Seit 2020 bin ich wieder zurück in der Schweiz. Pandemiebedingt habe ich mein Leben als Reiseleiterin in Südamerika auf Eis gelegt und mich auf meinen ersten Winter nach langer Abstinenz eingestellt. Meine Vorstellungen waren durchaus romantisch: wieder einmal Ski fahren, lange Joggingtouren durch den Neuschnee, Winterwanderungen und abends gemütlich einen Glühwein trinken.
Doch meine erneuten Gehversuche auf Skis nach fast 15 Jahren Pause haben mich zurück auf den Boden der Realität gebracht.
Aller (Wieder-)Anfang ist schwer, heisst es so schön. Doch ich konnte auch nach mehreren Versuchen dem Skifahren nichts mehr abgewinnen. Was nun? Irgendwo muss doch unter all dem Schnee etwas begraben liegen, das mir als aktive Bergsportlerin Freude macht! Ich begab mich auf die Suche und habe mich an Saas-Fee erinnert. Das Saastal mit seinen unzähligen Seitentälern, hohen Gipfeln und urchigen Einwohnern ist für mich schon lange eine der schönsten Destinationen für das Ausleben meiner Bergsportleidenschaft im Sommer. Nun wollte ich schauen, was mir Saas-Fee im Winter zu bieten hat – und ich sollte nicht enttäuscht werden!
Schon die Anreise nach Saas-Fee ist beeindruckend. Auch wenn bei meinem Besuch nicht allzu viel Schnee liegt, wirkt das Saastal mit seinen 18 Viertausendern majestätisch. Obwohl der Ort nur ein Tal neben dem noblen Zermatt liegt, verströmt Saas-Fee ein ganz anderes Flair. Saas-Fee wirkt jugendlich, wild, frisch und begrüsst Sportler wie Ruhesuchende mit einer riesigen Auswahl an authentischen Erlebnissen. Im Sommer sind es vor allem die Biker und Bergsteiger, die hierher finden. Im Winter die Skifahrer. Und dann eben auch Menschen wie ich, die gerne ohne Bretter unter den Füssen im Schnee und Eis unterwegs sind.
Foto: Saastal Tourismus AG
Destination der Abenteuer
Als Erstes geht es für mich zum Eisklettern hoch auf den Feegletscher. Mit der Gondelbahn fahren wir zur Station Längfluh. Wir, das sind der Saaser Bergführer Thomas Bumann und ich. Gemeinsam rüsten wir uns auf der Sonnenterrasse für die Querung über Skipiste und Gletscher hin zu den markanten Türmen aus jahrtausendealtem Eis. Ein Blick über die zauberhafte Landschaft ist uns gegönnt, bevor uns immer wieder dicke Nebelschwaden einhüllen. Wir arbeiten uns mit den Schneeschuhen vorwärts und erreichen «meine» heutige Eiswand. Gekonnt richtet Thomas alles für mich ein, bevor er mir die Eispickel überlässt. Die Ruhe um uns rum, die mystische Stimmung und die Anstrengung des Eiskletterns – so passt mir doch der Winter schon viel besser. Wenn auch die ungewohnte Bewegung rasch in überlasteten Unterarmen endet, hat der Fokus auf den nächsten Schlag ins Eis – ohne Möglichkeit, an das vorher und nachher zu denken – einen unglaublich entschleunigenden Charakter. So ein bisschen Meditation unter extremen Bedingungen.

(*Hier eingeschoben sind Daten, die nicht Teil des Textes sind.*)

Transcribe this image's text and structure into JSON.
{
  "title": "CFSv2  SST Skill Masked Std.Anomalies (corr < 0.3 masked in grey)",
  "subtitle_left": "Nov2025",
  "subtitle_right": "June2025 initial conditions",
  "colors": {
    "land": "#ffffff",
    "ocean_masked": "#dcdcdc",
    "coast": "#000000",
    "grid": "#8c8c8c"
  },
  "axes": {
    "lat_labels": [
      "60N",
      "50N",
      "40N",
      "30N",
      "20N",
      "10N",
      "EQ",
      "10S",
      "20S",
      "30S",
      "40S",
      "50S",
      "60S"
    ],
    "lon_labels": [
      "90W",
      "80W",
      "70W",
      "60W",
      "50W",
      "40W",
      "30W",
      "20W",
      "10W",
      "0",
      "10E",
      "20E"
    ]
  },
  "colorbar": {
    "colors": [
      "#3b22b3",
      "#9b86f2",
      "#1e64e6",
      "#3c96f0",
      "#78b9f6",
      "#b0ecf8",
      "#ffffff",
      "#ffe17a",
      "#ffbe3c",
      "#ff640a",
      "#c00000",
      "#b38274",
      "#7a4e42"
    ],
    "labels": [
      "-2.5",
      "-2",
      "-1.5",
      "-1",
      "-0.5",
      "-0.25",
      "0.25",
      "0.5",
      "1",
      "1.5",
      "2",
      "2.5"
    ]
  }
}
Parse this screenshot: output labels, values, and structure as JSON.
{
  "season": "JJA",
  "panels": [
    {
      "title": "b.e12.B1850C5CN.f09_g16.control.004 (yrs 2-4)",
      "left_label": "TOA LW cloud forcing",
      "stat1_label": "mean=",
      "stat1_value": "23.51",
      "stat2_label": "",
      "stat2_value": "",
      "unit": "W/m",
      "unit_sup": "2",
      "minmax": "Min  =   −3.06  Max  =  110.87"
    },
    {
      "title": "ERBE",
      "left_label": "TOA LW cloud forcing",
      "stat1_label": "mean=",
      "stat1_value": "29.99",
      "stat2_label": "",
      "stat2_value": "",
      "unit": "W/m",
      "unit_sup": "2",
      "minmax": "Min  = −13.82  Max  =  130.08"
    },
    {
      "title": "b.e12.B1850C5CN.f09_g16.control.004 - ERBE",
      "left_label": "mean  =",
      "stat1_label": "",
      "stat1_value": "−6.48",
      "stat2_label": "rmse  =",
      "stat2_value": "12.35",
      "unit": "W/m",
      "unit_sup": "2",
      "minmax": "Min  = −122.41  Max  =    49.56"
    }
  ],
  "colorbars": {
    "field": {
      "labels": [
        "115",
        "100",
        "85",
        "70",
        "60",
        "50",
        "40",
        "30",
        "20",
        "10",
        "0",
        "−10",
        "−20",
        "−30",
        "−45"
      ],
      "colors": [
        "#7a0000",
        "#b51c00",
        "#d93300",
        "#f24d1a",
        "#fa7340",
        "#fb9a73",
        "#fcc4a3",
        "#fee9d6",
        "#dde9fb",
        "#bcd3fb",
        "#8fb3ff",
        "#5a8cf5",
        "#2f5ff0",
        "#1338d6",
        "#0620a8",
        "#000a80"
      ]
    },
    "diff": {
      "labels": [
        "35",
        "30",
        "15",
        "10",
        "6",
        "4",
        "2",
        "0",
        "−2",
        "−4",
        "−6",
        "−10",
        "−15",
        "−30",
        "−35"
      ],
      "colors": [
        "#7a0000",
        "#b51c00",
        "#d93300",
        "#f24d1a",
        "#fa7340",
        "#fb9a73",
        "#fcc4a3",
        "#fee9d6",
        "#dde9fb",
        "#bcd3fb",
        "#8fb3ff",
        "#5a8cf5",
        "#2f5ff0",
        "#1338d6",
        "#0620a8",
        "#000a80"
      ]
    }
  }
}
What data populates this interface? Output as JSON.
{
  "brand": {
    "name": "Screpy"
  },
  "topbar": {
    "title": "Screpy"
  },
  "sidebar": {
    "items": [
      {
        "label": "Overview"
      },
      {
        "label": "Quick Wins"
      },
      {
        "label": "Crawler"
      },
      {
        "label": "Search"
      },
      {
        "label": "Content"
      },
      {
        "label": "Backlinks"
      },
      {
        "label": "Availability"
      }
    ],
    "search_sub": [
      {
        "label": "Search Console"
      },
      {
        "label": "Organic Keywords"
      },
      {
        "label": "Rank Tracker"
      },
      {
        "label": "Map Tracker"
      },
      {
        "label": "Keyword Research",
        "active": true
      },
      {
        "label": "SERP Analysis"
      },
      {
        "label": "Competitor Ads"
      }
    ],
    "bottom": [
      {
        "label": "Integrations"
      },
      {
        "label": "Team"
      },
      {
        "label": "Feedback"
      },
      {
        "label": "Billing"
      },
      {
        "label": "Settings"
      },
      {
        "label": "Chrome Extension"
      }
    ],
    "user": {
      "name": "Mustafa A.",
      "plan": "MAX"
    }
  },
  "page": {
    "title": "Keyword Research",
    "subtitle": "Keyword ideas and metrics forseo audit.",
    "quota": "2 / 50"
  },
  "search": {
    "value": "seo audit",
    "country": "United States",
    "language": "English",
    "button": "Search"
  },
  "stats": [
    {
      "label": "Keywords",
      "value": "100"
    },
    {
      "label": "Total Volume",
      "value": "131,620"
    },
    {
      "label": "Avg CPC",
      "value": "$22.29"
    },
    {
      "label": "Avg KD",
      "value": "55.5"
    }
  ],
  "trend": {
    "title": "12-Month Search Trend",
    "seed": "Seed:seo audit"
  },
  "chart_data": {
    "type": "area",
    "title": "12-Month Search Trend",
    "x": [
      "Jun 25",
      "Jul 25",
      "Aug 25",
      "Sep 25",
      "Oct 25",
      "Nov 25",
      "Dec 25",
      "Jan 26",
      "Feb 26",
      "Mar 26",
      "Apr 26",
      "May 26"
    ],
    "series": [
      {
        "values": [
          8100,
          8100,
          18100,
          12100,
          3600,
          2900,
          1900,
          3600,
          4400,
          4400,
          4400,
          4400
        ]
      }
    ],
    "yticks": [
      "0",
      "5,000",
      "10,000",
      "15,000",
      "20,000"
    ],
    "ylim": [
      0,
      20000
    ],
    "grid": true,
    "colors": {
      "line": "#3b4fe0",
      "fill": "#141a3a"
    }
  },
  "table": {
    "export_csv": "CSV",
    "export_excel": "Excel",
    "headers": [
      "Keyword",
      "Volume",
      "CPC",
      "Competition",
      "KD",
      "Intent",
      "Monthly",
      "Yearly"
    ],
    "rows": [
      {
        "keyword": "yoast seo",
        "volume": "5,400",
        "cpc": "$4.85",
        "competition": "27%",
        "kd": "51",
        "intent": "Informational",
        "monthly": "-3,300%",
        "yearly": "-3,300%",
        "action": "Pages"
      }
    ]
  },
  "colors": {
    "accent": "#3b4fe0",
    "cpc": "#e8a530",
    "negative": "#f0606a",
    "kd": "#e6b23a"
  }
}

Zurück im Tal ist das Abenteuer noch nicht zu Ende. Thomas wird mich noch durch die Gorge Alpine, einen Klettersteig durch die Feeschlucht, führen. Um ehrlich zu sein: Als Bergsteigerin, die hohe Gipfel erklimmt, waren meine Erwartungen nicht sehr hoch – ich sollte eines Besseren belehrt werden. Erstens fordern mich die Wettergötter mit ihrer ordentlichen Ladung Regen ganz schön heraus. Zweitens sorgt Thomas dafür, dass auch ich meine Coolness zwischendurch verliere. Die rasante Tyrolienne rein in eine Höhle oder der Pendelschwung über die Schlucht lassen mich leer schlucken. Wie Spiderman springt man am Ende des Pendels an ein Netz. Ob es bei mir auch so athletisch aussah wie bei Tom Holland, lassen wir hier einmal unbeantwortet. Die abenteuerliche Tour endet mit einer langen Abseilpiste und einer kurzen Wanderung runter nach Saas-Grund.